I’ve been asked what got me started on doing this research.  I’d like to claim some life-changing event or spiritual moment got me started, but to be honest, it was a television program, Who Do You Think You Are.  That program showed celebrities researching and learning about their ancestors, and as I saw how moved these people were learning about an ancestor they’d never met, I decided that I wanted to learn more myself. 

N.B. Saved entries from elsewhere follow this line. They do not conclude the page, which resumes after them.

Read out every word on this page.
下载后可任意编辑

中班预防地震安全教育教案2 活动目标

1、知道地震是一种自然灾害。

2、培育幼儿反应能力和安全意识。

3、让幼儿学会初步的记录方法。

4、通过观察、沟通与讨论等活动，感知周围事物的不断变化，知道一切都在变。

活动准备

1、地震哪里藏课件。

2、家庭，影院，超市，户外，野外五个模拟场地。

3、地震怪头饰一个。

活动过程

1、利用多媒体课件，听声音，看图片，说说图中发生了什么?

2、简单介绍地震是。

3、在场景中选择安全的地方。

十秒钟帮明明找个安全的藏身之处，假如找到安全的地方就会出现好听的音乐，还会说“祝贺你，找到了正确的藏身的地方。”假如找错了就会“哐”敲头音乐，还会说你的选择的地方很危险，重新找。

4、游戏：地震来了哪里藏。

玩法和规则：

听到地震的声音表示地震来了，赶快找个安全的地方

I started by joining ancestry.com and made a lot of progress with my paternal side, but very little on my maternal side.  I hit a wall and put it all aside, figuring I’d never find more.  Then this past summer I received an email from someone who’d seen my ancestry tree and thought we might be related through my maternal grandfather, Isadore Goldschlager.  My interest was sparked again, and that contact gave me a contact in Romania who was able to find documents about my grandparents and great-grandparents, including the name of my great-great-grandparents, names my mother had not known.  The fact that my great-great-grandfather was named Ira, the same name as my brother, even though my mother had never known her great-grandfather’s name, gave me the chills and made me realize how rich and rewarding this research and these discoveries could be.

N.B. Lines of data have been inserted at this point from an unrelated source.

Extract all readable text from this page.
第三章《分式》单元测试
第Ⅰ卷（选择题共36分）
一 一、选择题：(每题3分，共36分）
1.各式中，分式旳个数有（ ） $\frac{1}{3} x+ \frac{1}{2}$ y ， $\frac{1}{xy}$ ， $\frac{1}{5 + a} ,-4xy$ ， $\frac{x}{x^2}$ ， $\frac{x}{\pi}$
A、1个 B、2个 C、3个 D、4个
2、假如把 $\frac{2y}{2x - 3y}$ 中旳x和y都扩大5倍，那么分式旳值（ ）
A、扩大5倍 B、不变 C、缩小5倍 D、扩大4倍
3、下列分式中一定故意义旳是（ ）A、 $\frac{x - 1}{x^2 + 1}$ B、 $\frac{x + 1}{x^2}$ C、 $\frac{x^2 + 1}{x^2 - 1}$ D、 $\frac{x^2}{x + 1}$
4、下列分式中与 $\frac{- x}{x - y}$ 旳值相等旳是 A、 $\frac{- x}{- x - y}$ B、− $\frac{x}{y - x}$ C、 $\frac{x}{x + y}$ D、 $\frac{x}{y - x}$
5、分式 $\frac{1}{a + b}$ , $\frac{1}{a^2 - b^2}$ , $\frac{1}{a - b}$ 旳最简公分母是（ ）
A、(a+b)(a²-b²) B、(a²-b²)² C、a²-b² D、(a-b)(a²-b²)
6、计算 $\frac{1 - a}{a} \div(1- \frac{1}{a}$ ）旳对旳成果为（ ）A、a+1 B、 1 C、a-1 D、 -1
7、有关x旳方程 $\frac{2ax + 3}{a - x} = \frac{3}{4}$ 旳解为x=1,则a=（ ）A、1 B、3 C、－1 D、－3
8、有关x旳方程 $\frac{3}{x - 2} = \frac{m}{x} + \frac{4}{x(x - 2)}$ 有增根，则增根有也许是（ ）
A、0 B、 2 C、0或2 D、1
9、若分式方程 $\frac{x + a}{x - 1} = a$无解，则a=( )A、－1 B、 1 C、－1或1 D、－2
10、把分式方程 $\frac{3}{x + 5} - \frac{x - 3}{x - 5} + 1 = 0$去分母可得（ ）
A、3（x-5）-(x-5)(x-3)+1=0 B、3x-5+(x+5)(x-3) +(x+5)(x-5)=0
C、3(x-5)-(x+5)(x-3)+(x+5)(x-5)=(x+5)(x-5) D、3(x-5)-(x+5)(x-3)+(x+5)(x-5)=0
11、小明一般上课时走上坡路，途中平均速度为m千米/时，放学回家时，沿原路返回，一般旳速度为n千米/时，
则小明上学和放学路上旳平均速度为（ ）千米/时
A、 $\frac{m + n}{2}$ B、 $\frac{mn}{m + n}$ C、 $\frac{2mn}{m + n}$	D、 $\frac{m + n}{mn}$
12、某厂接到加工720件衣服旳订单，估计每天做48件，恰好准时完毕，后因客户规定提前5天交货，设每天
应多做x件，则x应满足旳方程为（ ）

So I turned to the Brotman side, and this time I turned to third parties for help, asking questions on ancestry.com, geni, JewishGen, anywhere I could.  I learned how to find and order birth, marriage and death certificates and other documents, and one of my mentors found the obituary of Renee Haber, which was how I found David Ruzicka. I also found David Haber through ancestry.com, and he helped me find Judy.  Someone on JewishGen/GesherGalicia contacted Bruce Brotman in response to my inquiry, and slowly but surely the pieces came together.  It wasn’t until then that I realized that there was a brother named Max; my mother only remembered the names Hyman, Tilly, Frieda and Sam.  Yet she remembered Renee and Rosalie, thinking they were Hyman’s daughters, so I knew I had the right people.  And then my brother found Abraham’s naturalization papers with Max’s name on them.  When I was able to confirm by the address that it was the same Max, the hunt to verify that Abraham was another brother began.

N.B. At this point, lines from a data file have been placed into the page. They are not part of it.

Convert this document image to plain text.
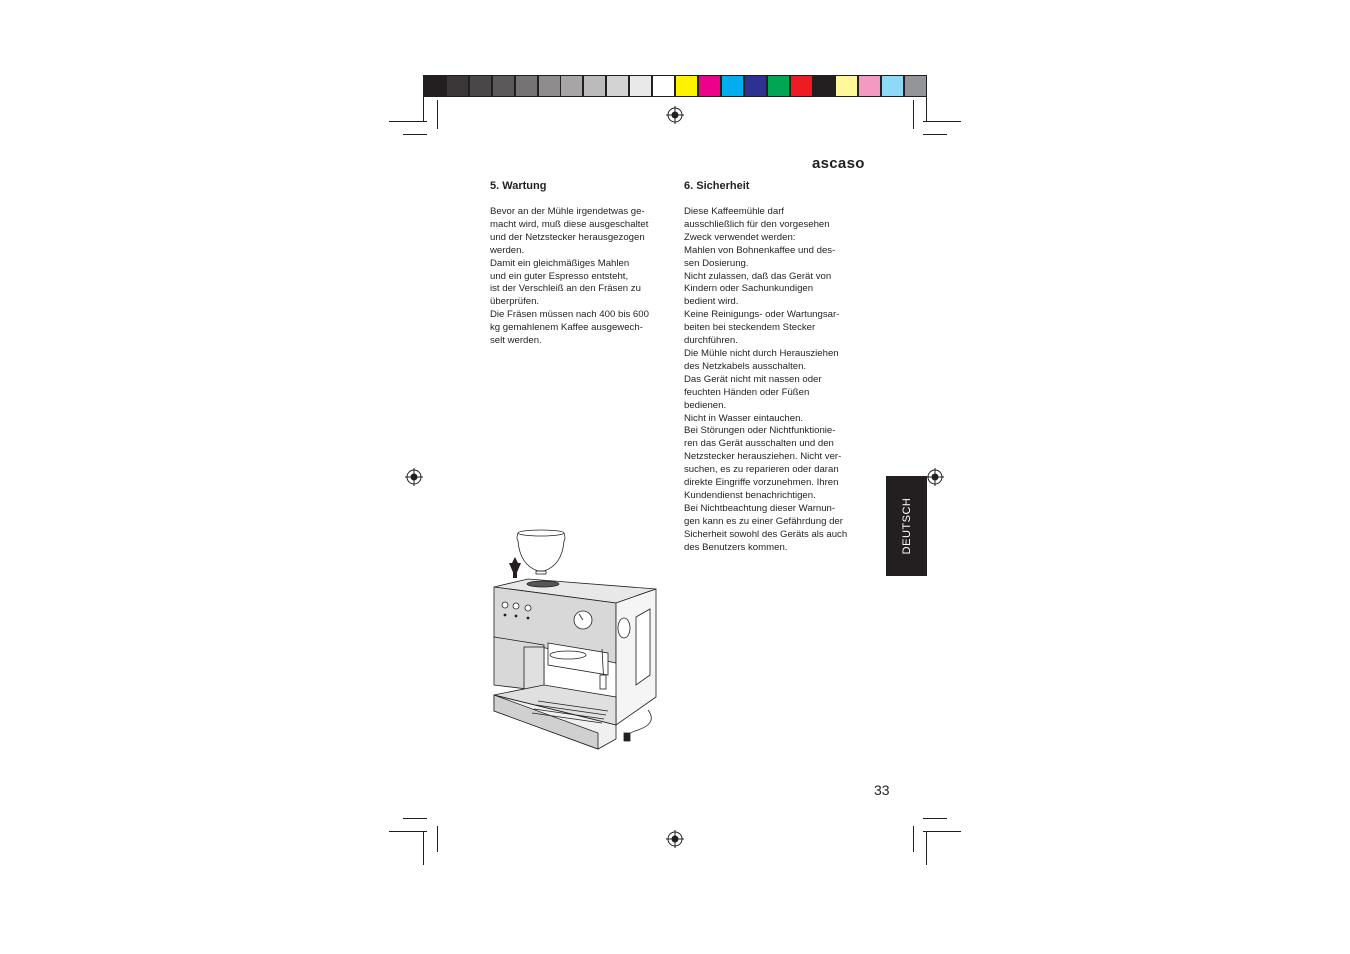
ascaso
5. Wartung
Bevor an der Mühle irgendetwas ge-
macht wird, muß diese ausgeschaltet
und der Netzstecker herausgezogen
werden.
Damit ein gleichmäßiges Mahlen
und ein guter Espresso entsteht,
ist der Verschleiß an den Fräsen zu
überprüfen.
Die Fräsen müssen nach 400 bis 600
kg gemahlenem Kaffee ausgewech-
selt werden.
6. Sicherheit
Diese Kaffeemühle darf
ausschließlich für den vorgesehen
Zweck verwendet werden:
Mahlen von Bohnenkaffee und des-
sen Dosierung.
Nicht zulassen, daß das Gerät von
Kindern oder Sachunkundigen
bedient wird.
Keine Reinigungs- oder Wartungsar-
beiten bei steckendem Stecker
durchführen.
Die Mühle nicht durch Herausziehen
des Netzkabels ausschalten.
Das Gerät nicht mit nassen oder
feuchten Händen oder Füßen
bedienen.
Nicht in Wasser eintauchen.
Bei Störungen oder Nichtfunktionie-
ren das Gerät ausschalten und den
Netzstecker herausziehen. Nicht ver-
suchen, es zu reparieren oder daran
direkte Eingriffe vorzunehmen. Ihren
Kundendienst benachrichtigen.
Bei Nichtbeachtung dieser Warnun-
gen kann es zu einer Gefährdung der
Sicherheit sowohl des Geräts als auch
des Benutzers kommen.	DEUTSCH
33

There have been so many dead ends and false starts, but also so many amazing moments on this journey so far. I have encountered so many kind and generous people—not only the Brotman cousins themselves, but the helpers on the other sites and the man who volunteered to go to Mt Zion cemetery to take pictures of Joseph and Abraham’s headstones (and then also took those of Abraham’s wife and son Joseph on his own, just to be nice). 

I am not done. There are still many unanswered questions. Most importantly, I am still trying to find out where our family came from in Galicia and what their lives were like there.